2- BÜYÜLÜ GERÇEKÇİLİK:

"Birçok ressamla aramdaki fark, modellerimle kişisel bir temasta bulunmayı gerekli görmemdir." diyen Wyeth, gerçekçilik akımının ısrarlı bir takipçisi olarak görülüyor. Öyle ki resim sanatında eğilimler değişirken o gerçekçiliğe sıkı sıkıya bağlı kalmış ve bu yüzden eleştirilmiş. Fakat onun gerçekçiliğinin kendine özgü atmosferini hissetmemek mümkün değil.
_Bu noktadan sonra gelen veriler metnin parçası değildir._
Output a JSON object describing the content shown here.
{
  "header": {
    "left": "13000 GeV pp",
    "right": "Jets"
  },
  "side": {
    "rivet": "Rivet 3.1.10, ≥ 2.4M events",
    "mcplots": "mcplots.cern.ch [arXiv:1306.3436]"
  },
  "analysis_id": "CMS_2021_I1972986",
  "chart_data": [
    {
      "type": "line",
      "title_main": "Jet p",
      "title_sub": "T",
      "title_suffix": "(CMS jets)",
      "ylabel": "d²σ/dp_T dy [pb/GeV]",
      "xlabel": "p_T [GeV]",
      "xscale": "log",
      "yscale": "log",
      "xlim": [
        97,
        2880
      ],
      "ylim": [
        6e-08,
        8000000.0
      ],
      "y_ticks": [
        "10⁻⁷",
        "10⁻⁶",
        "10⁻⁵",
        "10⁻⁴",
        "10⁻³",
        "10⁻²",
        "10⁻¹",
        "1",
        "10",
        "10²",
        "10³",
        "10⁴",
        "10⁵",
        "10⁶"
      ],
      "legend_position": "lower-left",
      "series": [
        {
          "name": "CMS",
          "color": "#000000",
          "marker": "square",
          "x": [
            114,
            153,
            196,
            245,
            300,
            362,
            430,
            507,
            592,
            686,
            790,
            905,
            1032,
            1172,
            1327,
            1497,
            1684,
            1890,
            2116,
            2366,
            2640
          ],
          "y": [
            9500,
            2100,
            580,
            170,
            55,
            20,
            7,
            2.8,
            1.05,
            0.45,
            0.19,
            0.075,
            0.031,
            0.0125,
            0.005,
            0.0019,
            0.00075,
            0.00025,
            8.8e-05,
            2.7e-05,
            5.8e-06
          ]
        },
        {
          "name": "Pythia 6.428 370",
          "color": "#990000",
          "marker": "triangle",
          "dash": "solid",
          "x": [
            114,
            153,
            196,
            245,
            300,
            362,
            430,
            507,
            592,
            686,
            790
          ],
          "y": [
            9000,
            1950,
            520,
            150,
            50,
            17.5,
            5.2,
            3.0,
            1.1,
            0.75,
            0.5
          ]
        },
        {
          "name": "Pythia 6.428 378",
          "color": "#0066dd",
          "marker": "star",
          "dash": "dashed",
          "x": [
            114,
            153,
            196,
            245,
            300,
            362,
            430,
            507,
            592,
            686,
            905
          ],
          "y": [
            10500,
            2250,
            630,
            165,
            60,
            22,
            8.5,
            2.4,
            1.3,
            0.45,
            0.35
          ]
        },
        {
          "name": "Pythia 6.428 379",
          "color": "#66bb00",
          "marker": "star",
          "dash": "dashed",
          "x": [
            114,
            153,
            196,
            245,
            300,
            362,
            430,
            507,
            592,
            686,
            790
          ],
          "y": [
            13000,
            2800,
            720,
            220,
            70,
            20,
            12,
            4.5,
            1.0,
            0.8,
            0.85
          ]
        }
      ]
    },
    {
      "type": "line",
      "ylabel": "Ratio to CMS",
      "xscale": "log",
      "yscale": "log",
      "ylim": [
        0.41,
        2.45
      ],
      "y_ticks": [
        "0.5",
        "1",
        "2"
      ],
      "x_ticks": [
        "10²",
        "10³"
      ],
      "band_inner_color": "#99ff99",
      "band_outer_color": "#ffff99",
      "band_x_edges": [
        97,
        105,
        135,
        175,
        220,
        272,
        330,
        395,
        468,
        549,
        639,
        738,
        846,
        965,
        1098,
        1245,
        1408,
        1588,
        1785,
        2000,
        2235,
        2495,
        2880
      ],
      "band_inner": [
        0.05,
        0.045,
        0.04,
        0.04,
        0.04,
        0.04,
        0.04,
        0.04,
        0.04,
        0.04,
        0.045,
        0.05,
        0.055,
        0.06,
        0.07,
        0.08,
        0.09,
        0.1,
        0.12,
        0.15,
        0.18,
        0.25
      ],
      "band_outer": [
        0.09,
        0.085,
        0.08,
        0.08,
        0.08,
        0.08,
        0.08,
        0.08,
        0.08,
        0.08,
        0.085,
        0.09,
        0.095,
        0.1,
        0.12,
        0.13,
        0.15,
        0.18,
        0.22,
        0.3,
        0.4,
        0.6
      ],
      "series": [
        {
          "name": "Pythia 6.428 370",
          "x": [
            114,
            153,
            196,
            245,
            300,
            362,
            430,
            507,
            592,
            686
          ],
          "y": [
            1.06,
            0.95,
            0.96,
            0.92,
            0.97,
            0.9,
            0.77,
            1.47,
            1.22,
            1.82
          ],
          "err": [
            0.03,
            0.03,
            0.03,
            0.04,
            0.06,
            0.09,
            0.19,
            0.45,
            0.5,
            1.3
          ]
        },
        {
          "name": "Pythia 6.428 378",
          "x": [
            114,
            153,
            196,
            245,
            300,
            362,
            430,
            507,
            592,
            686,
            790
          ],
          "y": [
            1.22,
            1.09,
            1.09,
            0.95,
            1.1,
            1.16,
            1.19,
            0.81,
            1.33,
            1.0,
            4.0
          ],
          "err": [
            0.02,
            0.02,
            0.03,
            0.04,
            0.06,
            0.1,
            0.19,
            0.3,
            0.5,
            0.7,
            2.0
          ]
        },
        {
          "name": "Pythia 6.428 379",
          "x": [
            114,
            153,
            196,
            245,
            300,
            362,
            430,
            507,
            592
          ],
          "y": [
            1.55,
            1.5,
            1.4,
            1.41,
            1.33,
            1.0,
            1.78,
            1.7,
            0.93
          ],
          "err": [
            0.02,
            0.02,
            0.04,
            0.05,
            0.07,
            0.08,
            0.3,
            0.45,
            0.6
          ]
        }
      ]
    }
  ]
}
Öyle ki bazı eleştirmenler resimleri için "büyülü gerçekçi" ifadesini bile kullanmış. Christina'nın Dünyası'nda Wyeth, yerde sürünen ve -kendi ifadesiyle- fiziksel olarak zayıf olsa da ruhen zayıf olmayan bir karakteri, bahçede yaban mersini toplayan felçli komşusunu resmetmiş. Bunu yaparken model olarak karısını kullanan Wyeth, elli beş yaşındaki komşusu Christina Olson'un imgesi ile çok daha genç olan karısının bedenini birleştirmiş ve ortaya kendine özgü bir büyülü gerçekçilik çıkmış. Ancak bu büyülü gerçekçilikte fantastik yok, olağanüstü öğeler yok ama tuhaf bir tekinsizlik, gerginliğe neden olan bir belirsizlik var. Ona yalın bir gerçekçi sıfatını yakıştıran eleştirmenleri haksız çıkaracak kadar ürkütücü ve tuhaf bir görüntü bu. "Büyü! Her şeyi yüce yapan şey. Derin bir sanat olan resim ile sadece bir nesnenin çizimi olan resim arasındaki fark." diyen Wyeth'a ben de büyülü gerçekçi demeyi daha uygun buluyorum.

3- SİNEMA:

Bu resmi anlamak için değil belki, ama daha çok sevmek için sinemayla olan ilişkisi üzerine düşünebiliriz. Öyle ki hakiki Tarkovski fanatiklerinin hemen fark edeceği üzere bu tablo esrarengiz şekilde Offret (Kurban) filminin o meşhur sahnesini andırıyor. Tarkovski filmlerindeki bazı sahneler ile Wyeth tabloları arasındaki benzerlik sadece bu resim ile sınırlı değil ve Tarkovski'nin Wyeth'tan etkilendiğini keşfetmek benim gibi bu işten pek de anlamayanlar için dahi çok kolay. Christina'nın Dünyası'nın etkisinin görüldüğü bir başka film olan Texas Chain Saw Massacre'da resmin tesiri daha açık şekilde görülüyor. Doğrusu sanatlar arasındaki bu ilişki şaşırtıcı derecede güçlü ve ilgi çekici. Durumu daha ilginç kılansa Wyeth'ın sinema için ilham verici resimler yaparken ironik şekilde sinemadan da beslenmiş olması. King Vidor'un Big Parade'ı Ingmar Bergman'ın Seventh Deal'ı ilham aldığı filmler arasında gösterilebilir. (King Vidor seneler sonra Big Parade filmini yüzlerce kez izlediğini iddia eden Wyeth ile tanışacak ve onun hakkında The Metaphor adlı bir belgesel de çekecektir.) Ama Wyeth'ın filmlere olan takıntısı hakkında söylenenler, bize sinemanın Wyeth'ın resimlerindeki izlerinin bunlarla sınırlı olmadığını işaret ediyor. Ressamın sinema perdesine tesiri hakkında da bilmediğimiz, dikkatli sanatseverler tarafından keşfedilmeyi bekleyen birçok şey daha olabilir. Sanırım bu da işin en keyifli tarafı.